Regional markets had a mixed day ahead of the Chinese New Year break, with the festive mood somewhat dampened by concerns over the US job market.
But local investors achieved a spirited sign-off for the holiday, as the Straits Times Index surged 64.72 points or 2.53 per cent to 2,623.21 yesterday. This helped trim the STI's five-day drop to 0.22 per cent.
Remisier Alvin Yong said: "The CNY rebound was probably driven partly by shortsellers closing their position for profit. Still, this should put a smile on some investors' faces, especially those who have been bargain-hunting recently.
"But I don't think you should expect next week to be equally bullish. A short trading week is usually cautious and quiet, not to mention the anxiety over company results coming up in the next two weeks."
The Singapore market will be closed next Monday and Tuesday for the holiday. The break will be longer in China, with Shanghai and Shenzhen closed for the full week.
Shanghai pared 0.63 per cent yesterday, Shenzhen dropped 1.15 per cent but Hong Kong put on 0.55 per cent. Tokyo closed down 1.32 per cent. These followed the 0.49 per cent rise of the Dow Jones Industrial Average overnight.
Globally, investors are still eyeing the Federal Reserve's decisions on further rate hikes this year, and key indicators such as the non-farm payroll data out yesterday.
In any case, local investors appeared to be less bothered yesterday. In all, 27 of the 30 STI constituent stocks closed higher, with Singtel leading the pack.

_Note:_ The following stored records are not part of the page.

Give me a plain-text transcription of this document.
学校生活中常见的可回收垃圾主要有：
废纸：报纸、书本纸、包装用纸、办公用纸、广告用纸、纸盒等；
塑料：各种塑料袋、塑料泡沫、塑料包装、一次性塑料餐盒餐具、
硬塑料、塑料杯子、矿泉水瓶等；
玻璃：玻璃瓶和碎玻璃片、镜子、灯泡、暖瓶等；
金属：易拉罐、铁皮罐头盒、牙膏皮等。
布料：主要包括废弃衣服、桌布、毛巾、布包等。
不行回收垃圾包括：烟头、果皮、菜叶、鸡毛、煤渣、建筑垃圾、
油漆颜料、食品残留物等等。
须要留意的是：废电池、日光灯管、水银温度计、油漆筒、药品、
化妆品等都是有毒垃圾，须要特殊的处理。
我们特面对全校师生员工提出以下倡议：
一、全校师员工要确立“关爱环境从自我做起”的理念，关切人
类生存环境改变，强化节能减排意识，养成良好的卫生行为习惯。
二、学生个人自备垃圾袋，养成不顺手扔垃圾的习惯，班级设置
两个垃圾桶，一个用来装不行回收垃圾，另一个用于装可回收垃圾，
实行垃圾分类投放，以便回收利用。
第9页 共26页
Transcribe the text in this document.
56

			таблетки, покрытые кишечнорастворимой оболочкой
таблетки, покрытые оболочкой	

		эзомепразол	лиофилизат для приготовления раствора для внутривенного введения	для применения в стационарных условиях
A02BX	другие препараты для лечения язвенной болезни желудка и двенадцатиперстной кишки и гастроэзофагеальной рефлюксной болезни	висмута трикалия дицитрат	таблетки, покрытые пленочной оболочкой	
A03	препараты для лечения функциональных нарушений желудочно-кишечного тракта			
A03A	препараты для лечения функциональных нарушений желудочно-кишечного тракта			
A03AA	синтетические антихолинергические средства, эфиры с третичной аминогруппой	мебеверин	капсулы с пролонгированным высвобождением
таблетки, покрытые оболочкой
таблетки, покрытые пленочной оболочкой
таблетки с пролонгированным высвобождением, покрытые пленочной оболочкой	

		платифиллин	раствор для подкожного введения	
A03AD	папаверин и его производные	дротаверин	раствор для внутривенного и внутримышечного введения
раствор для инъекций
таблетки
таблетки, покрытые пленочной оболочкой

The telco rose 22 cents or 6.32 per cent to $3.70, with 47.7 million shares done. The vibrant session followed news that Singtel's Australian unit Optus has bought airwaves to expand its 4G network there.
Noble Group was another active counter, with 61.2 million shares changing hands. It jumped 1.5 cents or 4.76 per cent to 33 cents.

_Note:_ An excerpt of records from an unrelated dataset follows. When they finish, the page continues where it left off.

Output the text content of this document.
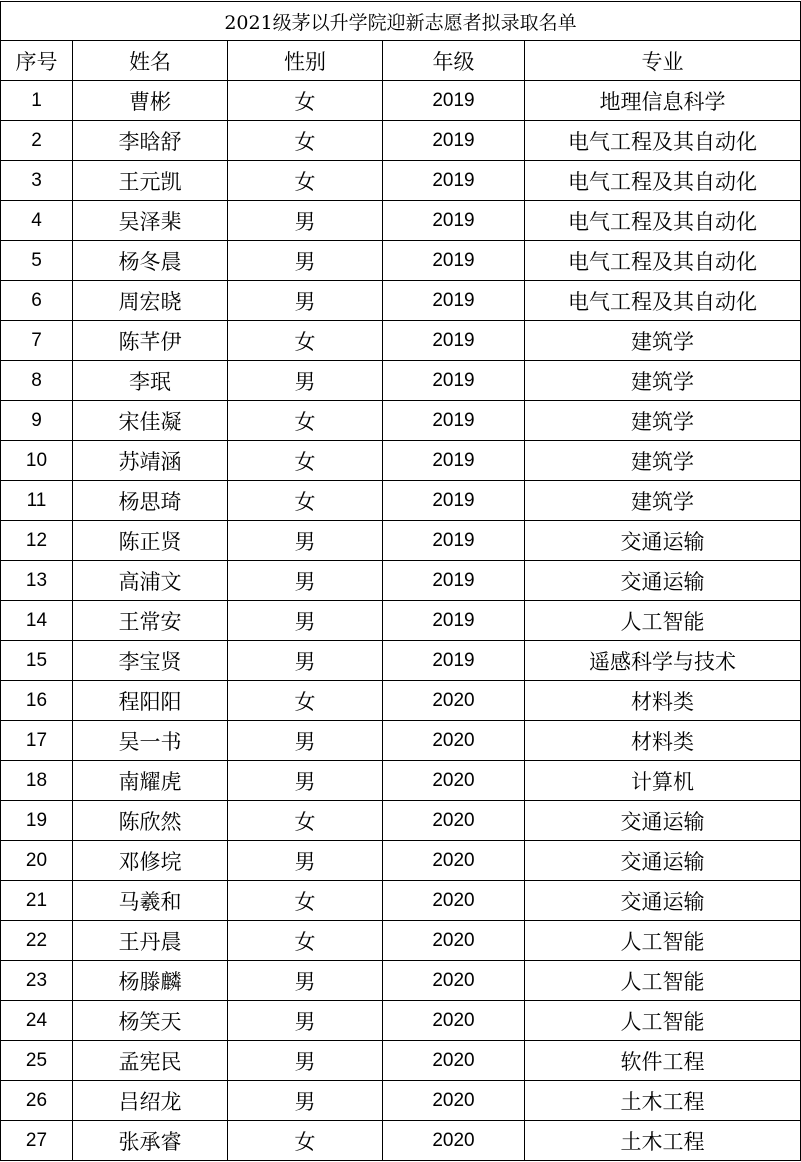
2021级茅以升学院迎新志愿者拟录取名单				
序号	姓名	性别	年级	专业
1	曹彬	女	2019	地理信息科学
2	李晗舒	女	2019	电气工程及其自动化
3	王元凯	女	2019	电气工程及其自动化
4	吴泽棐	男	2019	电气工程及其自动化
5	杨冬晨	男	2019	电气工程及其自动化
6	周宏晓	男	2019	电气工程及其自动化
7	陈芊伊	女	2019	建筑学
8	李珉	男	2019	建筑学
9	宋佳凝	女	2019	建筑学
10	苏靖涵	女	2019	建筑学
11	杨思琦	女	2019	建筑学
12	陈正贤	男	2019	交通运输
13	高浦文	男	2019	交通运输
14	王常安	男	2019	人工智能
15	李宝贤	男	2019	遥感科学与技术
16	程阳阳	女	2020	材料类
17	吴一书	男	2020	材料类
18	南耀虎	男	2020	计算机
19	陈欣然	女	2020	交通运输
20	邓修垸	男	2020	交通运输
21	马羲和	女	2020	交通运输
22	王丹晨	女	2020	人工智能
23	杨滕麟	男	2020	人工智能
24	杨笑天	男	2020	人工智能
25	孟宪民	男	2020	软件工程
26	吕绍龙	男	2020	土木工程
27	张承睿	女	2020	土木工程
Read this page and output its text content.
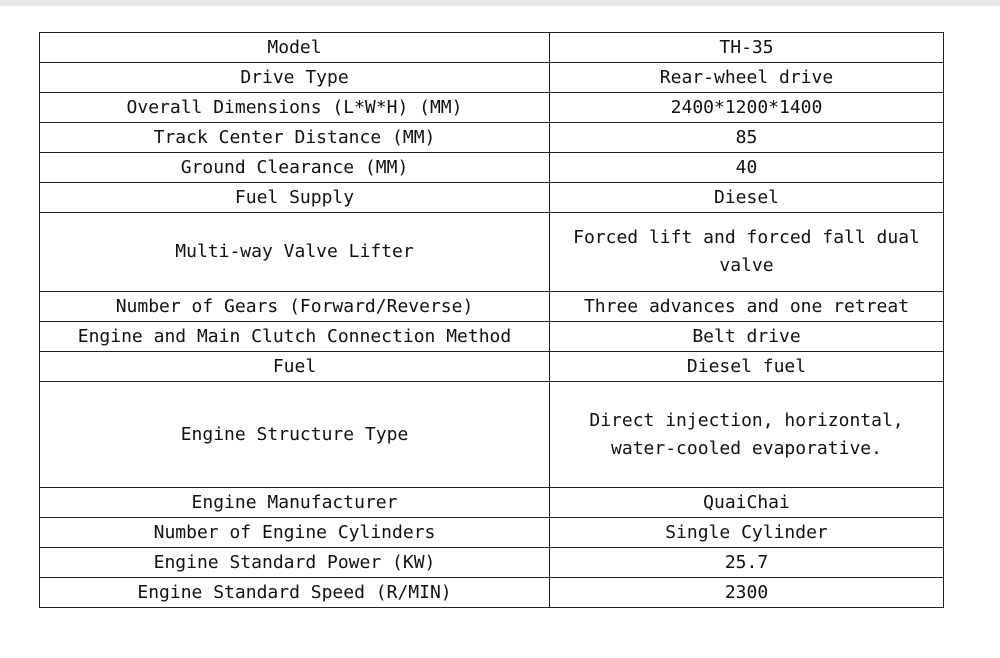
Model	TH-35
Drive Type	Rear-wheel drive
Overall Dimensions (L*W*H) (MM)	2400*1200*1400
Track Center Distance (MM)	85
Ground Clearance (MM)	40
Fuel Supply	Diesel
Multi-way Valve Lifter	Forced lift and forced fall dual valve
Number of Gears (Forward/Reverse)	Three advances and one retreat
Engine and Main Clutch Connection Method	Belt drive
Fuel	Diesel fuel
Engine Structure Type	Direct injection, horizontal, water-cooled evaporative.
Engine Manufacturer	QuaiChai
Number of Engine Cylinders	Single Cylinder
Engine Standard Power (KW)	25.7
Engine Standard Speed (R/MIN)	2300
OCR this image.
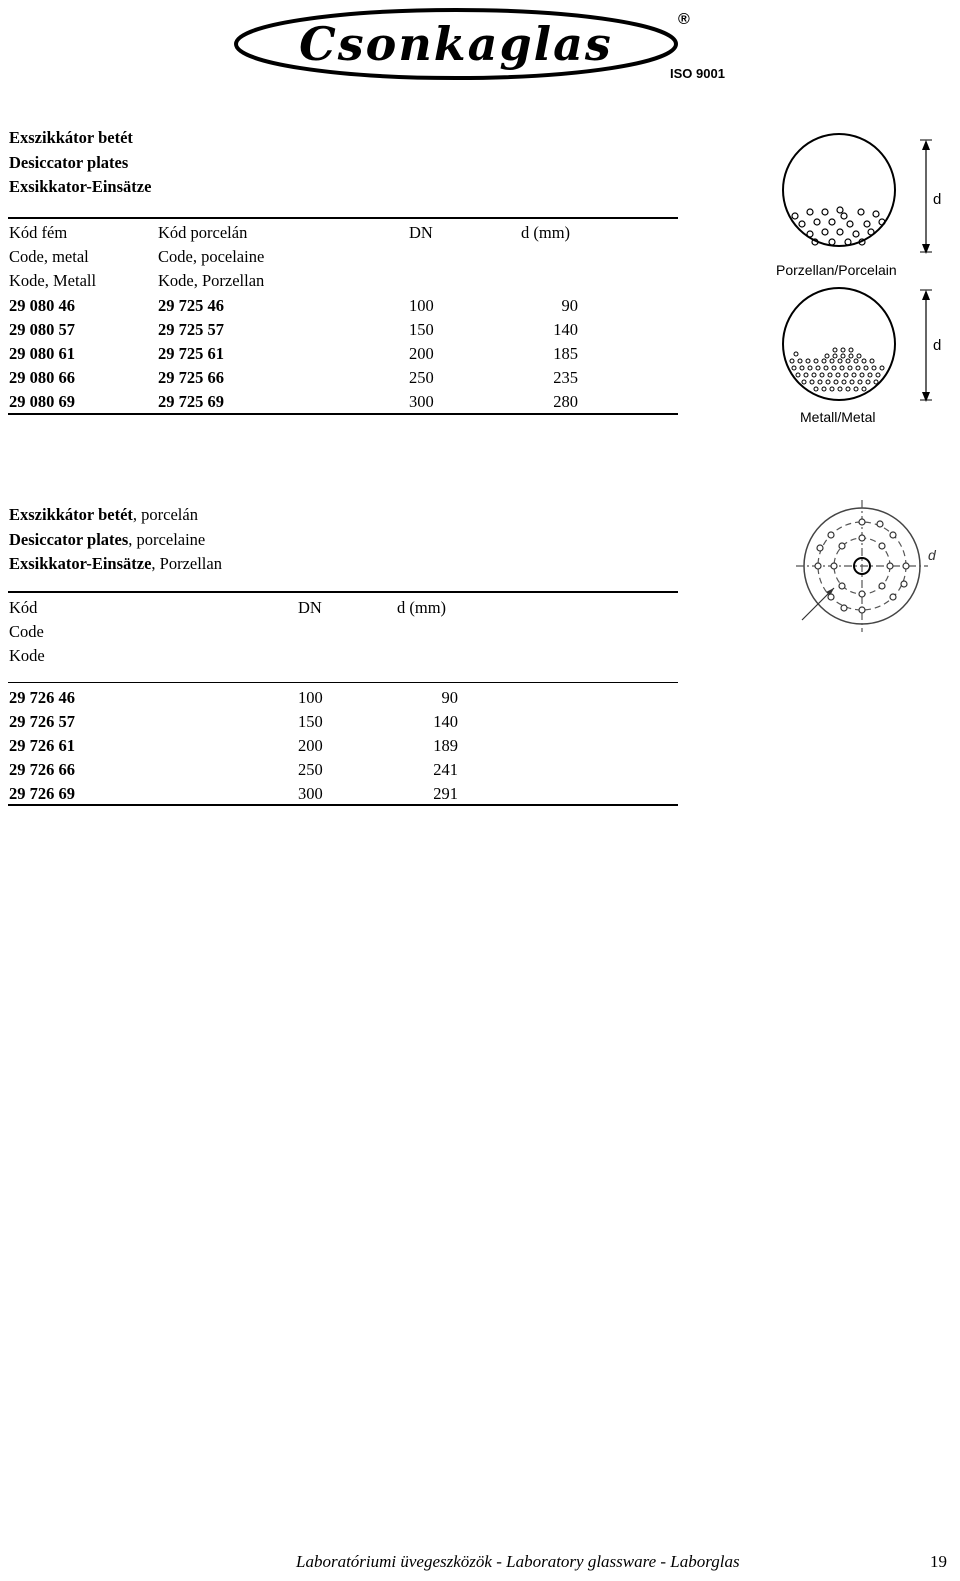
Csonkaglas	®
ISO 9001
Exszikkátor betét
Desiccator plates
Exsikkator-Einsätze
Kód fém
Code, metal
Kode, Metall
Kód porcelán
Code, pocelaine
Kode, Porzellan
DN	d (mm)
29 080 46	29 725 46	100	90
29 080 57	29 725 57	150	140
29 080 61	29 725 61	200	185
29 080 66	29 725 66	250	235
29 080 69	29 725 69	300	280
d
Porzellan/Porcelain
d
Metall/Metal
Exszikkátor betét, porcelán
Desiccator plates, porcelaine
Exsikkator-Einsätze, Porzellan
Kód
Code
Kode
DN	d (mm)
29 726 46	100	90
29 726 57	150	140
29 726 61	200	189
29 726 66	250	241
29 726 69	300	291
d
Laboratóriumi üvegeszközök - Laboratory glassware - Laborglas	19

Singapore Exchange rose, up 23 cents or 3.37 per cent to $7.05, and Singapore Press Holdings surged 11 cents or 3.06 per cent to $3.70.

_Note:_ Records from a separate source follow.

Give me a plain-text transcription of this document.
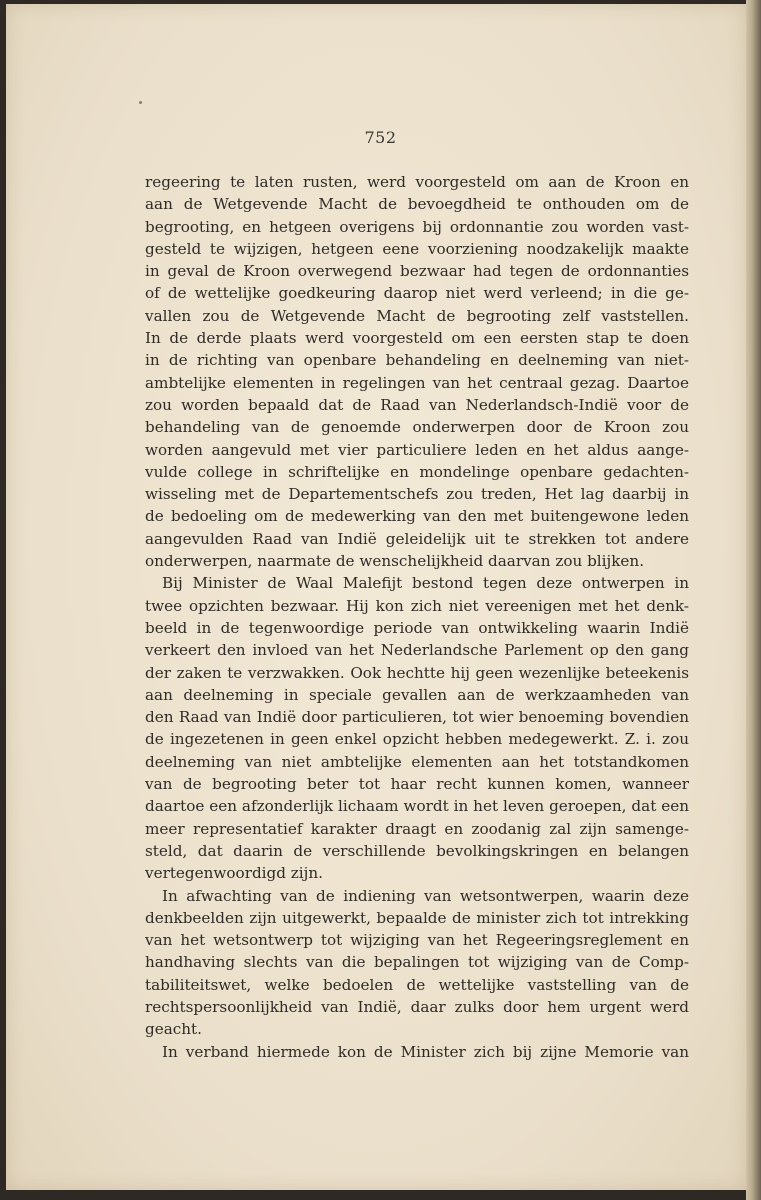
752
regeering te laten rusten, werd voorgesteld om aan de Kroon en
aan de Wetgevende Macht de bevoegdheid te onthouden om de
begrooting, en hetgeen overigens bij ordonnantie zou worden vast-
gesteld te wijzigen, hetgeen eene voorziening noodzakelijk maakte
in geval de Kroon overwegend bezwaar had tegen de ordonnanties
of de wettelijke goedkeuring daarop niet werd verleend; in die ge-
vallen zou de Wetgevende Macht de begrooting zelf vaststellen.
In de derde plaats werd voorgesteld om een eersten stap te doen
in de richting van openbare behandeling en deelneming van niet-
ambtelijke elementen in regelingen van het centraal gezag. Daartoe
zou worden bepaald dat de Raad van Nederlandsch-Indië voor de
behandeling van de genoemde onderwerpen door de Kroon zou
worden aangevuld met vier particuliere leden en het aldus aange-
vulde college in schriftelijke en mondelinge openbare gedachten-
wisseling met de Departementschefs zou treden, Het lag daarbij in
de bedoeling om de medewerking van den met buitengewone leden
aangevulden Raad van Indië geleidelijk uit te strekken tot andere
onderwerpen, naarmate de wenschelijkheid daarvan zou blijken.
Bij Minister de Waal Malefijt bestond tegen deze ontwerpen in
twee opzichten bezwaar. Hij kon zich niet vereenigen met het denk-
beeld in de tegenwoordige periode van ontwikkeling waarin Indië
verkeert den invloed van het Nederlandsche Parlement op den gang
der zaken te verzwakken. Ook hechtte hij geen wezenlijke beteekenis
aan deelneming in speciale gevallen aan de werkzaamheden van
den Raad van Indië door particulieren, tot wier benoeming bovendien
de ingezetenen in geen enkel opzicht hebben medegewerkt. Z. i. zou
deelneming van niet ambtelijke elementen aan het totstandkomen
van de begrooting beter tot haar recht kunnen komen, wanneer
daartoe een afzonderlijk lichaam wordt in het leven geroepen, dat een
meer representatief karakter draagt en zoodanig zal zijn samenge-
steld, dat daarin de verschillende bevolkingskringen en belangen
vertegenwoordigd zijn.
In afwachting van de indiening van wetsontwerpen, waarin deze
denkbeelden zijn uitgewerkt, bepaalde de minister zich tot intrekking
van het wetsontwerp tot wijziging van het Regeeringsreglement en
handhaving slechts van die bepalingen tot wijziging van de Comp-
tabiliteitswet, welke bedoelen de wettelijke vaststelling van de
rechtspersoonlijkheid van Indië, daar zulks door hem urgent werd
geacht.
In verband hiermede kon de Minister zich bij zijne Memorie van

Singapore Airlines ended 42 cents or 3.88 per cent higher at $11.24, a day after reporting significant earnings growth.
Global Logistic Properties also saw a big earnings jump for the quarter to Dec 31, with net profit up 63.8 per cent year-on-year, it said on Thursday. Shares of the logistics facility developer were ahead by five cents or 3.07 per cent at $1.68.
The good results offered DBS Group Research enough reason yesterday to give GLP a buy call with a target price of $2.47.
Only two blue chip counters dropped yesterday. Sats shed five cents or 1.24 per cent to $3.97, and Thai Beverage closed down 0.5 cent or 0.74 per cent at 67.5 cents.
Outside the STI, SBS Transit rose one cent or 0.51 per cent to $1.99, before it announced a 17 per cent year-on-year increase in full-year net profit.